One of the most controversial stories of the economic recovery has been the historically high corporate profit margins.
High and rising profit margins have caused corporate profits to surge even as GDP inched only modestly higher. And these expanding margins are largely attributable to companies freezing hiring or cutting their workforces. This explains why unemployment has remained persistently high.
So, have profit margins topped out?
Analysts don’t think so. In fact, analysts expect margins to continue to climb through at least 2014.

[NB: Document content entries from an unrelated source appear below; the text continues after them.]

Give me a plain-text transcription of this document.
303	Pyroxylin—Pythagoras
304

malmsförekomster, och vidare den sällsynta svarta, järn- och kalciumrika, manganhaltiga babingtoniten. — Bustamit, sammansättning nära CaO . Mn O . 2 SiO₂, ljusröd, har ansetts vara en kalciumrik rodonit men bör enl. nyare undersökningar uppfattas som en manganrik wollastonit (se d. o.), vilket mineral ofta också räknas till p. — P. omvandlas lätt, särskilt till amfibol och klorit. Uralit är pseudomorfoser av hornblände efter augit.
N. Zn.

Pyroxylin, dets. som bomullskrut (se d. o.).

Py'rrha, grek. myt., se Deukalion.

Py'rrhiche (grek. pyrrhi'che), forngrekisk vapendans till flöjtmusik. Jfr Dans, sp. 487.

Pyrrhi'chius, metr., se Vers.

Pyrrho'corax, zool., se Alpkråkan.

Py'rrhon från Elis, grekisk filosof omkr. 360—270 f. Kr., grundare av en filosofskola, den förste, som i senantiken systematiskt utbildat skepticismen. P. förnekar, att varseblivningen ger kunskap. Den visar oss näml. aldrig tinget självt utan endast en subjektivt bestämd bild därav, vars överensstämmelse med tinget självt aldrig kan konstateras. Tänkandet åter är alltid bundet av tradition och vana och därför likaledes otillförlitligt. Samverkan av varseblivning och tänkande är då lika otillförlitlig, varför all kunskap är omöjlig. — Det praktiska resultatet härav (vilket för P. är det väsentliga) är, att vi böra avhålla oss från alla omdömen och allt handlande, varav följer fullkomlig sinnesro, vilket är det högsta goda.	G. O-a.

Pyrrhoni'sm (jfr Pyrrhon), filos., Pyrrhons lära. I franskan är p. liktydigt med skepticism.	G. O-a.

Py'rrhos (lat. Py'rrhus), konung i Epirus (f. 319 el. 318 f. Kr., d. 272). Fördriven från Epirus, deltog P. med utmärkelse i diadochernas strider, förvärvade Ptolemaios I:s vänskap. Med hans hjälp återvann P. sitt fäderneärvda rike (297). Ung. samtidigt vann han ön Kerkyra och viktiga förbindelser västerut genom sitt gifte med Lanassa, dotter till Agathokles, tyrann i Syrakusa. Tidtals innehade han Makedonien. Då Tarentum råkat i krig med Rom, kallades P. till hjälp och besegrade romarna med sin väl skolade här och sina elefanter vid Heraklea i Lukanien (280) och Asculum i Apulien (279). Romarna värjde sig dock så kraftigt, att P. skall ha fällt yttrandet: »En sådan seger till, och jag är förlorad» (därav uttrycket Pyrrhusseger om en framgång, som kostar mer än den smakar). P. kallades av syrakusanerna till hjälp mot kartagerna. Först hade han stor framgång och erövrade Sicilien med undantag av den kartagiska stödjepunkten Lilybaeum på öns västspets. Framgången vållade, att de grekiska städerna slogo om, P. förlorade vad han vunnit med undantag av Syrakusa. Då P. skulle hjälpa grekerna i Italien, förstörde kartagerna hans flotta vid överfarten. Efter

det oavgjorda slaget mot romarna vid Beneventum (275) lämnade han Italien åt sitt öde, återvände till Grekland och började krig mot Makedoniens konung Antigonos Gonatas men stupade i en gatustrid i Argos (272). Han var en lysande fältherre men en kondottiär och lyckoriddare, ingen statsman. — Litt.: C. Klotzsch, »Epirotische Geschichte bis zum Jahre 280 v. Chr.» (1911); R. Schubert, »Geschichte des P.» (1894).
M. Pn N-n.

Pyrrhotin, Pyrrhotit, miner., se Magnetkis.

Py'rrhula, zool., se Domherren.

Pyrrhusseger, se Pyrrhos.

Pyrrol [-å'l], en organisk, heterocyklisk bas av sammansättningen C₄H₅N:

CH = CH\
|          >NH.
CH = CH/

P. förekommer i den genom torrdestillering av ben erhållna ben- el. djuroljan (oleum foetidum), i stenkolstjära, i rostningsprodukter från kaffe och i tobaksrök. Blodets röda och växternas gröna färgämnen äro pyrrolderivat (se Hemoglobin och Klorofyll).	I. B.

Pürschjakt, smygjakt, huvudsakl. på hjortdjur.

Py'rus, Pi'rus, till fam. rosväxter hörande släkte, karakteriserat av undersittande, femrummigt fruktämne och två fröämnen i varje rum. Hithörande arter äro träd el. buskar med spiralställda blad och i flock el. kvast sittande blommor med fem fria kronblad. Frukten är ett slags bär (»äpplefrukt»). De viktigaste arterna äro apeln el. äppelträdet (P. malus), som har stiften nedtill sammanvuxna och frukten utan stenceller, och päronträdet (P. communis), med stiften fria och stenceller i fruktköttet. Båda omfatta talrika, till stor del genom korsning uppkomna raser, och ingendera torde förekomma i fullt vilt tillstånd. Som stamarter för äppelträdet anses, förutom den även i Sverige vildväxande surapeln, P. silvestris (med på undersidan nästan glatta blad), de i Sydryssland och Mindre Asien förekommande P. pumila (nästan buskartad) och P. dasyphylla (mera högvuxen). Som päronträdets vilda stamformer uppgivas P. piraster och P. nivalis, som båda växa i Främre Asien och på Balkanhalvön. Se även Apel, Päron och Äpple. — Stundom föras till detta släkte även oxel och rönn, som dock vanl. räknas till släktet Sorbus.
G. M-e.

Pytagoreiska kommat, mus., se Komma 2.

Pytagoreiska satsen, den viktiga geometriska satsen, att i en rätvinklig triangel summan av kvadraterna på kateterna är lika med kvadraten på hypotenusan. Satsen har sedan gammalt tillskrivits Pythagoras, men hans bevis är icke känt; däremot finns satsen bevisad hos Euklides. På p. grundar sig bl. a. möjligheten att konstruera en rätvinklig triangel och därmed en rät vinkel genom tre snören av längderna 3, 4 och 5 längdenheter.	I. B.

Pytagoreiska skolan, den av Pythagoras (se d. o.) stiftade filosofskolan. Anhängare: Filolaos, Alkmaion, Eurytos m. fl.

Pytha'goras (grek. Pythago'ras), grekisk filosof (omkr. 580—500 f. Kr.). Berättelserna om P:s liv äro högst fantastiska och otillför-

Here’s some commentary from Goldman Sachs’ David Kostin, who expects margins to level off:
Bottom-up consensus currently forecasts net margins will rise to 9.3%. In contrast, our top-down forecast suggests margins will remain in the narrow band of 8.7%-8.9% where they have hovered for the past two years. However, with 51% of the companies in the S&P 500 having reported 4Q 2012 results, margins appear to have slipped on a trailing four-quarter basis to 8.5%.
…earnings are far more sensitive to changes in margins than GDP or sales growth. A 50 bp shift in margins equals $5 per share. Our current EPS forecast of $107 and $114 for 2013 and 2014, respectively, represents annual growth of about 10% and 7% and assumes trailing four- quarter margins creep from 8.5% in 2012 to 8.9% in 2013 and 9.0% in 2014.